3.1.1 Structuurvisie Infrastructuur en Ruimte
Op 22 november 2011 is door de Tweede Kamer de Structuurvisie Infrastructuur en Ruimte aangenomen. Met de Structuurvisie brengt het Rijk de ruimtelijke ordening zo dicht mogelijk bij burgers en bedrijven, laat het meer over aan gemeenten en provincies en komen de burgers en bedrijven centraal te staan. Het Rijk kiest voor een selectieve inzet van rijksbeleid op 13 nationale belangen.
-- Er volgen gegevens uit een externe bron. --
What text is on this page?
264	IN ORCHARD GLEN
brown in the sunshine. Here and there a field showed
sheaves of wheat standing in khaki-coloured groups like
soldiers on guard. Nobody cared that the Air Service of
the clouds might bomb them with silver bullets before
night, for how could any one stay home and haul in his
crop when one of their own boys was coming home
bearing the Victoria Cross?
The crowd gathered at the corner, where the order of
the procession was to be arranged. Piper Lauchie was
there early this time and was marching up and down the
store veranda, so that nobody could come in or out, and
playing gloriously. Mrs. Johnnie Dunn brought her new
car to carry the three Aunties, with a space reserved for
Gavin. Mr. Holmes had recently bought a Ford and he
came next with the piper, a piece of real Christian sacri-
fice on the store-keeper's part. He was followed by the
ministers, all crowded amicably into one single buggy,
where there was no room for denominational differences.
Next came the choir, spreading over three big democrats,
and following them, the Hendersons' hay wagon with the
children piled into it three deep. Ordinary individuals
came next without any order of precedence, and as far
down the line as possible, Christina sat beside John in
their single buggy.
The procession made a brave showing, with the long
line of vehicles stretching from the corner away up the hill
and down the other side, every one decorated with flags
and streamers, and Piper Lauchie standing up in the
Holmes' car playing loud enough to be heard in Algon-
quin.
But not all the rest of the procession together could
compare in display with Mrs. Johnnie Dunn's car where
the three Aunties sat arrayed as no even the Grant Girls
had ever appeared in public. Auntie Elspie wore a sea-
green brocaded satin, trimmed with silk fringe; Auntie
Buiten deze 13 belangen hebben decentrale overheden beleidsvrijheid:
-
1. een excellent en internationaal bereikbaar vestigingsklimaat in de stedelijke regio’s met een concentratie van topsectoren;
-
2. ruimte voor het hoofdnetwerk voor (duurzame) energievoorziening en de energietransitie;
-
3. ruimte voor het hoofdnetwerk voor vervoer van (gevaarlijke) stoffen via buisleidingen;
-
4. efficiënt gebruik van de ondergrond;
-
5. een robuust hoofdnetwerk van weg, spoor en vaarwegen rondom en tussen de belangrijkste stedelijke regio’s inclusief de achterlandverbindingen;
-
6. betere benutting van de capaciteit van het bestaande mobiliteitssysteem van weg, spoor en vaarwegen;
-
7. het instandhouden van de hoofdnetwerken van weg, spoor en vaarwegen om het functioneren van de netwerken te waarborgen;
-
8. verbeteren van de milieukwaliteit (lucht, bodem, water) en bescherming tegen geluidsoverlast en externe veiligheidsrisico’s;
-
9. ruimte voor waterveiligheid, een duurzame zoetwatervoorziening en klimaatbestendige stedelijke (her)ontwikkeling;
-
10. ruimte voor behoud en versterking van (inter)nationale unieke cultuurhistorische en natuurlijke kwaliteiten;
-
11. ruimte voor een nationaal netwerk van natuur voor het overleven en ontwikkelen van flora- en faunasoorten;
-
12. ruimte voor militaire terreinen en activiteiten;
-
13. zorgvuldige afwegingen en transparante besluitvorming bij alle ruimtelijke plannen.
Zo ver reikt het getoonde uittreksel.